Ergun: Even in our country, Turkey, this last November, the Islamic fundamentalist movement, which we call them purists there, those that believe in the purity of Islam, they came to power. Turkey has been the only secular state out of an Islamic worldview in history to follow the Ottoman Empire, Kemal Attaturk. It looks now that it’s going backward.
Ankerberg: Alright, summarize now. Our overall topic is: Is Islam a peaceful religion? We’re looking at, first of all, the life of Muhammad. We’ve had two weeks now on the life of Muhammad. Summarize that in relationship to that main question and just, is he the example we should follow?
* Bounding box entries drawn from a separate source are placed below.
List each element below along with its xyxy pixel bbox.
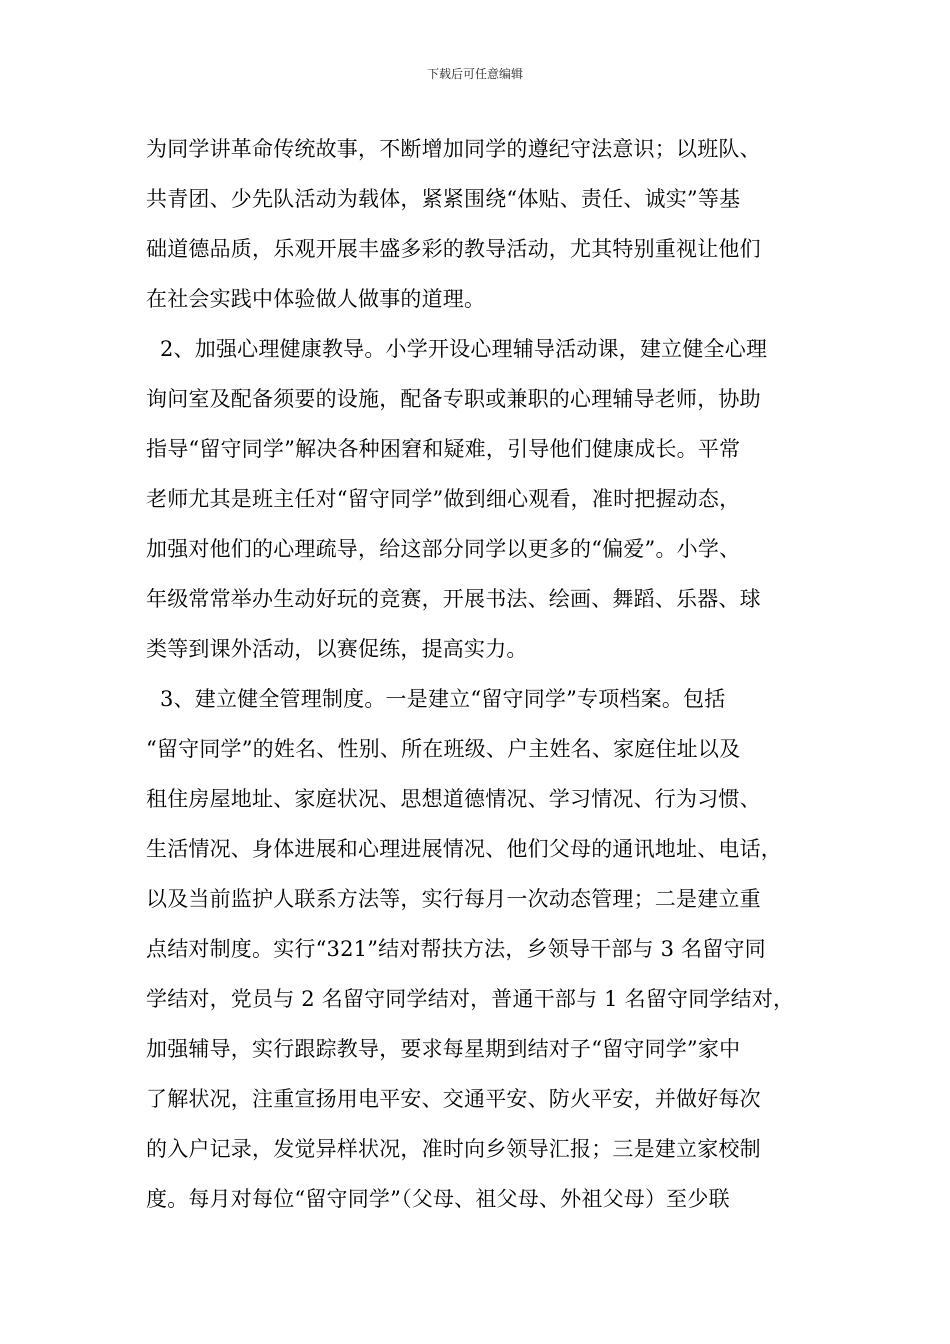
text-line: 加强对他们的心理疏导，给这部分同学以更多的“偏爱”。小学、 bbox=[146, 537, 741, 561]
text-line: 老师尤其是班主任对“留守同学”做到细心观看，准时把握动态， bbox=[146, 487, 741, 511]
text-line: 点结对制度。实行“321”结对帮扶方法，乡领导干部与 3 名留守同 bbox=[146, 937, 766, 961]
text-line: 础道德品质，乐观开展丰盛多彩的教导活动，尤其特别重视让他们 bbox=[146, 237, 761, 261]
text-line: 的入户记录，发觉异样状况，准时向乡领导汇报；三是建立家校制 bbox=[146, 1137, 761, 1161]
text-line: 共青团、少先队活动为载体，紧紧围绕“体贴、责任、诚实”等基 bbox=[146, 187, 741, 211]
text-line: 加强辅导，实行跟踪教导，要求每星期到结对子“留守同学”家中 bbox=[146, 1037, 741, 1061]
document-body bbox=[146, 124, 826, 1224]
page-header: 下载后可任意编辑 bbox=[426, 67, 523, 81]
text-line: 在社会实践中体验做人做事的道理。 bbox=[146, 287, 486, 311]
text-line: 2、加强心理健康教导。小学开设心理辅导活动课，建立健全心理 bbox=[160, 337, 768, 361]
text-line: 学结对，党员与 2 名留守同学结对，普通干部与 1 名留守同学结对， bbox=[146, 987, 795, 1011]
text-line: 指导“留守同学”解决各种困窘和疑难，引导他们健康成长。平常 bbox=[146, 437, 741, 461]
text-line: 3、建立健全管理制度。一是建立“留守同学”专项档案。包括 bbox=[160, 687, 726, 711]
text-line: 以及当前监护人联系方法等，实行每月一次动态管理；二是建立重 bbox=[146, 887, 761, 911]
text-line: 类等到课外活动，以赛促练，提高实力。 bbox=[146, 637, 528, 661]
text-line: “留守同学”的姓名、性别、所在班级、户主姓名、家庭住址以及 bbox=[146, 737, 741, 761]
text-line: 询问室及配备须要的设施，配备专职或兼职的心理辅导老师，协助 bbox=[146, 387, 761, 411]
text-line: 为同学讲革命传统故事，不断增加同学的遵纪守法意识；以班队、 bbox=[146, 137, 761, 161]
text-line: 度。每月对每位“留守同学”（父母、祖父母、外祖父母）至少联 bbox=[146, 1187, 730, 1211]
text-line: 了解状况，注重宣扬用电平安、交通平安、防火平安，并做好每次 bbox=[146, 1087, 761, 1111]
text-line: 年级常常举办生动好玩的竞赛，开展书法、绘画、舞蹈、乐器、球 bbox=[146, 587, 761, 611]
text-line: 租住房屋地址、家庭状况、思想道德情况、学习情况、行为习惯、 bbox=[146, 787, 761, 811]
text-line: 生活情况、身体进展和心理进展情况、他们父母的通讯地址、电话， bbox=[146, 837, 782, 861]
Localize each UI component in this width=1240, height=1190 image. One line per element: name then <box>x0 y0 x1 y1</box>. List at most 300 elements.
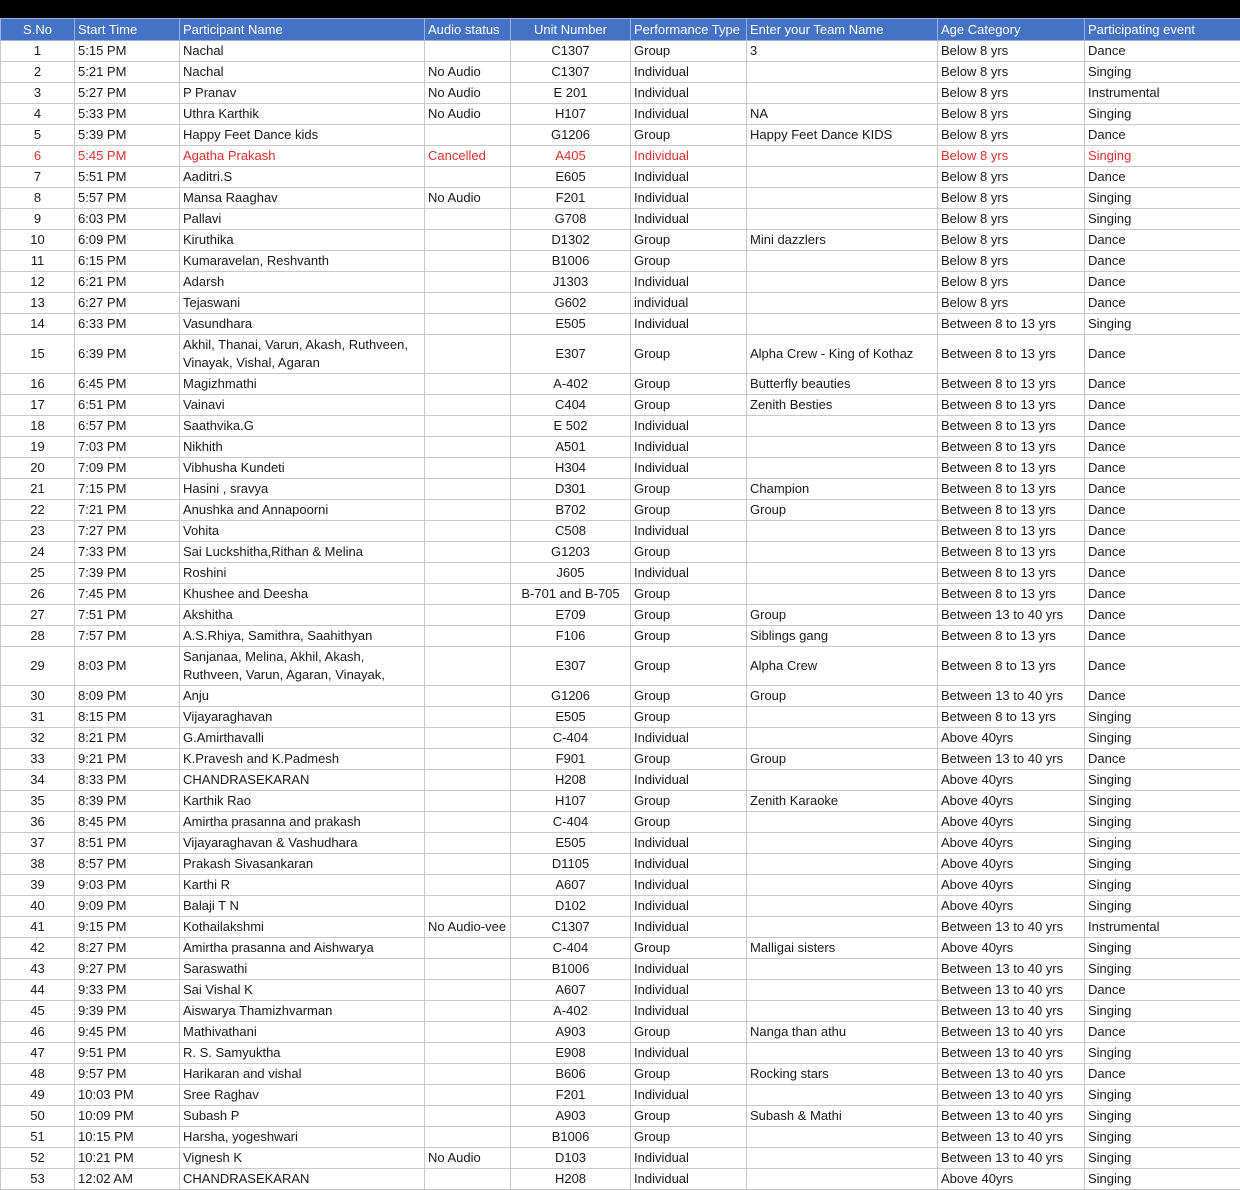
cell-sno[interactable]: 39 <box>1 875 75 896</box>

Emir: That would have to be an unequivocal “No.” This is not to bash Muhammad but to remind the Muslim, you do not follow a mere man. You do not follow a man who calls himself the greatest of prophets with what his example was. Instead, if you’ll look to Jesus Christ as the only Savior, as the One who says, “I am the way, the truth, and the life. No one comes to the Father but by Me,” [John 14:6] then you’ll find an unconditional love, and undeserving grace, and an unending mercy. You’ll find peace and joy and mercy like you’ve never had before because you couldn’t. Not with the scales from Surah 17. Not with the lack of eternal security as Muhammad himself has, but instead, you find peace in Jesus Christ, in a relationship with God that will never end.
Ankerberg: Alright. We’re looking at the life of Muhammad. Next week, we’re going to start to look at the thousand years of history after Muhammad. How did his followers carry out his teachings? And then we’re going to look at the Hadith and we’re going to look at the Qur’an and verses regarding the jihad. And so I hope that you’ll stick with us.